São jovens que aparecem nos relatórios, processos e bases de dados, mas que “quase não existem” no dia a dia das instituições, podem estar em fuga das casas de acolhimento ou até envolvidos em situações de risco, como criminalidade e exploração sexual, situações associadas aos consumos.

Na prática, deveriam estar integrados nas medidas de proteção, mas acabam por ‘esquivar-se’ às respostas que lhes são dadas. Atualmente, existe um jovem na Região com ausência prolongada da casa de acolhimento, embora, segundo o ISSA, sem ligação direta ao consumo de substâncias.

O termo também é usado como metáfora para a falta de visibilidade.

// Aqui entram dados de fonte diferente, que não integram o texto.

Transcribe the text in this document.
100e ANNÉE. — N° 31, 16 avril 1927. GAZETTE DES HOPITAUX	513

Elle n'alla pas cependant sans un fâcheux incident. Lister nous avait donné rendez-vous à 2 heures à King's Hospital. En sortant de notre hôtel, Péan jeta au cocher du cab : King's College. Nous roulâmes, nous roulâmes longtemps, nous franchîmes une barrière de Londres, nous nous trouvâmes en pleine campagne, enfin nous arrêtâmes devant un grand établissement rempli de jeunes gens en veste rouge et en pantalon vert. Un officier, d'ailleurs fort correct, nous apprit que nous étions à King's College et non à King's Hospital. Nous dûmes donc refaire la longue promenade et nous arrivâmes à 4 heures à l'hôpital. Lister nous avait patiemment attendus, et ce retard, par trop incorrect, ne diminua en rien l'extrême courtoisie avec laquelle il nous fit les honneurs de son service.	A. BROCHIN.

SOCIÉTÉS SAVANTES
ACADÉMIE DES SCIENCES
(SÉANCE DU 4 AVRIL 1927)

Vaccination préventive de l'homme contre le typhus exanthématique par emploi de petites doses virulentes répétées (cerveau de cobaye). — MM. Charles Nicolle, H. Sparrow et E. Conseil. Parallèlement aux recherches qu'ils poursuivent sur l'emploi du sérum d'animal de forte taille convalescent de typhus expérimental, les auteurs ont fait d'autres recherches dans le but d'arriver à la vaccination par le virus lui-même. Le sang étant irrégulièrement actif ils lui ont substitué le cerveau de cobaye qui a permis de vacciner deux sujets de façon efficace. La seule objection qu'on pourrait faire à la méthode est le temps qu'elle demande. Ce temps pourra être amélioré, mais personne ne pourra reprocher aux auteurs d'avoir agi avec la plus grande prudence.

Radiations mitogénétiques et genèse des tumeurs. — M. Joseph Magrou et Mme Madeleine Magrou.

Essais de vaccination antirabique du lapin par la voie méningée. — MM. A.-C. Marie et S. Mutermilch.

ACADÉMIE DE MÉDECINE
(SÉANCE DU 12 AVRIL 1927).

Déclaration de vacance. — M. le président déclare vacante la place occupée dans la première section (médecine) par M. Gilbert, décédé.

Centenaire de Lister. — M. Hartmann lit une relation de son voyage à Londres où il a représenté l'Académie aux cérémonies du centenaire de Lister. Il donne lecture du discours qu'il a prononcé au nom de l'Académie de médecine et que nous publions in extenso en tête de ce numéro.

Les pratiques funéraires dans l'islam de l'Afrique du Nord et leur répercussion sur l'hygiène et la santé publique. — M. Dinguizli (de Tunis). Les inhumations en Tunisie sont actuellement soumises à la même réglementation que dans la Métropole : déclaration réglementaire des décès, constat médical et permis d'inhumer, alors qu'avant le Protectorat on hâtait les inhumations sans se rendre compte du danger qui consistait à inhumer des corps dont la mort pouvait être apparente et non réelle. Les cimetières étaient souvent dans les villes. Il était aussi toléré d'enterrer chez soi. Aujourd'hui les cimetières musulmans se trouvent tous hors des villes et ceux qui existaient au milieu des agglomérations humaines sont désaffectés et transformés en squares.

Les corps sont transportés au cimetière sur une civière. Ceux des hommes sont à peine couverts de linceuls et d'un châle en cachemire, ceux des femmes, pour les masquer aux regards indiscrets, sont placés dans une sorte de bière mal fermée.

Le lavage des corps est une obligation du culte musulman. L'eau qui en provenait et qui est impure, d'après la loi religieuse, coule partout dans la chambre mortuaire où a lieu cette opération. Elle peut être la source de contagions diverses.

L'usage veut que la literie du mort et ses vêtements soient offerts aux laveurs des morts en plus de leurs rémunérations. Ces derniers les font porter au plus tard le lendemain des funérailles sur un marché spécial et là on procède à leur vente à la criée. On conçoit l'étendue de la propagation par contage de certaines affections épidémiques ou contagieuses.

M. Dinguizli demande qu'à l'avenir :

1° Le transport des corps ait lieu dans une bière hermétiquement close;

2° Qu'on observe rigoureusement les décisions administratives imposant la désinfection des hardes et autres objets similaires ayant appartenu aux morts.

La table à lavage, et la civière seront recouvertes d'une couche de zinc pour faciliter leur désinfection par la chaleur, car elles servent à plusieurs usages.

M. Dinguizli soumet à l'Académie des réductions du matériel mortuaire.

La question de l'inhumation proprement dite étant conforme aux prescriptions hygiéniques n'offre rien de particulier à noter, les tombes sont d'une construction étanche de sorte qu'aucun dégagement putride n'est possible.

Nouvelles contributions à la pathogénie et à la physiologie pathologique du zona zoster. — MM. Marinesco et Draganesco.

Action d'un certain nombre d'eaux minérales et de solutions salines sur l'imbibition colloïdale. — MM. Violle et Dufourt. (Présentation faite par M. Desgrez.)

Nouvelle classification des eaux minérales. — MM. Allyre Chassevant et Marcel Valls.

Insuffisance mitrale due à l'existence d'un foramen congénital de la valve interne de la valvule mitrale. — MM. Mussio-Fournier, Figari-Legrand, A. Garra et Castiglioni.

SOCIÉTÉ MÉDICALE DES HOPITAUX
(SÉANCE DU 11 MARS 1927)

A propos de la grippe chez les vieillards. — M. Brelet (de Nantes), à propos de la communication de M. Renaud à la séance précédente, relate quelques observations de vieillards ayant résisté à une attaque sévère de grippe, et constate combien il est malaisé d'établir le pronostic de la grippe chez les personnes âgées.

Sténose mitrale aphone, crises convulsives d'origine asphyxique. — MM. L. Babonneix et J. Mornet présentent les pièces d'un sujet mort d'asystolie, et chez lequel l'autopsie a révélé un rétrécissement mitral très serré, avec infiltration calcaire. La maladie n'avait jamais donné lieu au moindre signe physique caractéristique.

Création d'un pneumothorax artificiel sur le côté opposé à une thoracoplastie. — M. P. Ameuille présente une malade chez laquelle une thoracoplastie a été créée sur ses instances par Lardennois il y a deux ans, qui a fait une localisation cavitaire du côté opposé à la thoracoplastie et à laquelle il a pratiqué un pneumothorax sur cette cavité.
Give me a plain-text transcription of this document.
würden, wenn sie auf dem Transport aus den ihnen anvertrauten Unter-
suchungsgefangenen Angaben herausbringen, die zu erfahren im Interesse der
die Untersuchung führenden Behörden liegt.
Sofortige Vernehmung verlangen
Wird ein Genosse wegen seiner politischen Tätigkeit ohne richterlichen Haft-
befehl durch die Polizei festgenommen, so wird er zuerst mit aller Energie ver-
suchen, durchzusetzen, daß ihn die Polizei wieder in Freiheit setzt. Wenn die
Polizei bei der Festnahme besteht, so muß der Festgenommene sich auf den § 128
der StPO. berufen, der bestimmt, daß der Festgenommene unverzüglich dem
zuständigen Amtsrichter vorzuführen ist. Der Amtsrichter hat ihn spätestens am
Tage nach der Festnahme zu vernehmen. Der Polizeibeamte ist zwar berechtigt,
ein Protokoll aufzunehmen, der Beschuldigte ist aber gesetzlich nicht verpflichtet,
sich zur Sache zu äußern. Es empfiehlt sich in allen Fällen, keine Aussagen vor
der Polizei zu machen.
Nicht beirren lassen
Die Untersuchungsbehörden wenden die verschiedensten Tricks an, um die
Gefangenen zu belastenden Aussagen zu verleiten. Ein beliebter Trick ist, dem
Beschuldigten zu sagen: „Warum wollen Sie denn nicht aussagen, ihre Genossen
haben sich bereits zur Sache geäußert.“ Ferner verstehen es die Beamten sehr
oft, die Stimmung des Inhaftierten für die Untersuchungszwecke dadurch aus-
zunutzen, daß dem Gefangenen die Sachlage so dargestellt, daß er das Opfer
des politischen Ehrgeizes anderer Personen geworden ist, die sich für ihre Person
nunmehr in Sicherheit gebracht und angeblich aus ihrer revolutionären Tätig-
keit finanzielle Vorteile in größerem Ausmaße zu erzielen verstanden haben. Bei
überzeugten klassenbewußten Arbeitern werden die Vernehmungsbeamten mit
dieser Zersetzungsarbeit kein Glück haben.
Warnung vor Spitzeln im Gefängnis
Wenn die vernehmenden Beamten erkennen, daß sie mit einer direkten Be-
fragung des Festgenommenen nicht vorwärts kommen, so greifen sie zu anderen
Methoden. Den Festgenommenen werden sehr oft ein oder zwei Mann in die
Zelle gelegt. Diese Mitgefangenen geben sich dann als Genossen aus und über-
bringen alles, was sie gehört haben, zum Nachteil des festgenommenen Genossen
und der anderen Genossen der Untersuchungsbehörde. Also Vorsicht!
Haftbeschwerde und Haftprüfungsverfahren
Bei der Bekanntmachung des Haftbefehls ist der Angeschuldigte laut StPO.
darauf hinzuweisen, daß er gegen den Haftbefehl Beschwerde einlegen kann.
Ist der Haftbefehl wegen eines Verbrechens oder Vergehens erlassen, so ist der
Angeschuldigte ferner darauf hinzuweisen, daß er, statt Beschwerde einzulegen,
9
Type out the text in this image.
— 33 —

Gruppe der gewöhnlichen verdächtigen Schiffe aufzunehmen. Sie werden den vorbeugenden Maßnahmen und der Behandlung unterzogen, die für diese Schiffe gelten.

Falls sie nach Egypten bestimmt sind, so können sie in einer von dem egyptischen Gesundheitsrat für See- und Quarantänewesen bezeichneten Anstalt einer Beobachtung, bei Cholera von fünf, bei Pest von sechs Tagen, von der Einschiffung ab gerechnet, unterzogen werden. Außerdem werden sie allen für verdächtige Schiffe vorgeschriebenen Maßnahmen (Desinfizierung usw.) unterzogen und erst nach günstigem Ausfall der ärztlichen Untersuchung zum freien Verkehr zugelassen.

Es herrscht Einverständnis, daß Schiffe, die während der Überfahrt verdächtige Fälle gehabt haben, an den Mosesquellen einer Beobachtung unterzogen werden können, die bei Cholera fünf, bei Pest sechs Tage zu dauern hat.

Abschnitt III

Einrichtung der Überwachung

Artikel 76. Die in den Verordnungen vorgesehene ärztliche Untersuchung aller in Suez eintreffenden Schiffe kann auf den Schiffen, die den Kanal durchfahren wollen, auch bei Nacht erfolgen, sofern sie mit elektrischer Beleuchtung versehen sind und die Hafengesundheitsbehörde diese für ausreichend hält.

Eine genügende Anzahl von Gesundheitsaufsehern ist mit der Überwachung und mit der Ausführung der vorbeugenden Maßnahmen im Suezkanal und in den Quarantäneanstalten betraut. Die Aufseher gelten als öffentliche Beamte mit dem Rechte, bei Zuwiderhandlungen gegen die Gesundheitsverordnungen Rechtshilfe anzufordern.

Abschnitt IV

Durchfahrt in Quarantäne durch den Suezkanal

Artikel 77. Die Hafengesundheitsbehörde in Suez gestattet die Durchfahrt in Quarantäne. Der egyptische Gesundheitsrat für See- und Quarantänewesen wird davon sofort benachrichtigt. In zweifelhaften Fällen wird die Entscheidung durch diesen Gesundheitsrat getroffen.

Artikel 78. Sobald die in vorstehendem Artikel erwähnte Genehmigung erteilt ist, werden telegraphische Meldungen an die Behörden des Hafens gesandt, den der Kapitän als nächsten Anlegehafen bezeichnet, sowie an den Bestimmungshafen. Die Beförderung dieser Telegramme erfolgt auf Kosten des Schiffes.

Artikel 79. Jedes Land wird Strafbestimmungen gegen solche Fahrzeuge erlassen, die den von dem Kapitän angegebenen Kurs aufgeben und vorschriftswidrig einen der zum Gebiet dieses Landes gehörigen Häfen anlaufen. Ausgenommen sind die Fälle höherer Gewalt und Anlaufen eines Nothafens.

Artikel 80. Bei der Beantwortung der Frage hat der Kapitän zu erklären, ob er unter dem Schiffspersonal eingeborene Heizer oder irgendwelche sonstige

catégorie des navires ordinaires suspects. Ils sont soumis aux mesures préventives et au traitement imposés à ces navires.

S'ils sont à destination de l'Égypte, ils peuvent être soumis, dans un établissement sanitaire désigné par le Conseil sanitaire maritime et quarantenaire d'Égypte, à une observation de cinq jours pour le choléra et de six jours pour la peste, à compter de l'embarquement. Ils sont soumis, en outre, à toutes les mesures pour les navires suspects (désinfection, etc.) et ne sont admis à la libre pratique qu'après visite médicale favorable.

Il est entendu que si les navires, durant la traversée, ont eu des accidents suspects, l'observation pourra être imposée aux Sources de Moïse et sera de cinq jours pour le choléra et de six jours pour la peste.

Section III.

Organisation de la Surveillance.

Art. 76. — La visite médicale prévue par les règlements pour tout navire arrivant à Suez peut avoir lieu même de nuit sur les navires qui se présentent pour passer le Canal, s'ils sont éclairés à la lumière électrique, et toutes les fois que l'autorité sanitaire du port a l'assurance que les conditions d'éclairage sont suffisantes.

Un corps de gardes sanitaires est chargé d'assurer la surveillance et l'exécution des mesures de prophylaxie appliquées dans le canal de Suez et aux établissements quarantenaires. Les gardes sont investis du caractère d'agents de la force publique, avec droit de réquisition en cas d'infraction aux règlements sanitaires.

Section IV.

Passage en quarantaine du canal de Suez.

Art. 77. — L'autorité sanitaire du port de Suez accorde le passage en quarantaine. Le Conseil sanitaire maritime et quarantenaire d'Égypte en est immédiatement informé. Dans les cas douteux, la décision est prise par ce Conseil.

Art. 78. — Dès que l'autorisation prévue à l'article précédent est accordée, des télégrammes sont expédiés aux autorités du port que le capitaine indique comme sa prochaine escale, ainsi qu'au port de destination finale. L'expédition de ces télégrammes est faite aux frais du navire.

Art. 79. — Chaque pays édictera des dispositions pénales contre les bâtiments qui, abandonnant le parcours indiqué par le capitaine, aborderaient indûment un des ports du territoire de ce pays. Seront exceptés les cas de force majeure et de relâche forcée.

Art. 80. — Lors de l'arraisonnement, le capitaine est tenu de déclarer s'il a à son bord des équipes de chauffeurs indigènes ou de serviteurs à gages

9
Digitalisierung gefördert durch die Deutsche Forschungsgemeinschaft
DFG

Mesmo abrangidos pelas medidas de proteção, estes jovens continuam afastados do olhar público e político e com pouca participação nas decisões que afetam as suas próprias vidas.

Na ata de novembro de 2024, o ISSA conta que as equipas técnicas sentem-se preocupadas e angustiadas pela dificuldade de intervir nestes casos, que exigem respostas mais especializadas e contínuas do que aquelas que há.

As casas de acolhimento estão preparadas?
O ISSA reconhece que as respostas atuais não são suficientes e que as casas de acolhimento enfrentam dificuldades em lidar com jovens com comportamentos aditivos, sobretudo quando estão associados a problemas de saúde mental, fuga e prática de delitos.

Além disso, a presença destes jovens pode também afetar o equilíbrio dentro das casas de acolhimento, podendo comprometer o percurso de outros jovens que já estão integrados.

Outro desafio tem a ver com as chamadas novas substâncias psicoativas que ao contrário de outras drogas, não existe uma terapêutica de substituição, o que torna o tratamento ainda mais difícil. A isto somam-se as limitações na rede de respostas: existe apenas uma comunidade terapêutica dedicada exclusivamente ao tratamento de jovens e as restantes têm poucas vagas para menores.

Para melhorar o sistema, o ISSA defende maior articulação entre Saúde, Segurança Social e Justiça Juvenil. Uma das propostas é a criação de uma “via verde” na saúde, para acelerar exames e os procedimentos necessários para encaminhar de forma mais rápida os jovens para o tratamento, de modo a evitar desistências.

A entidade sublinha ainda a necessidade de investir nas equipas técnicas que estão nas casas de acolhimento, que muitas vezes não se sentem preparados para lidar com a complexidade destas situações.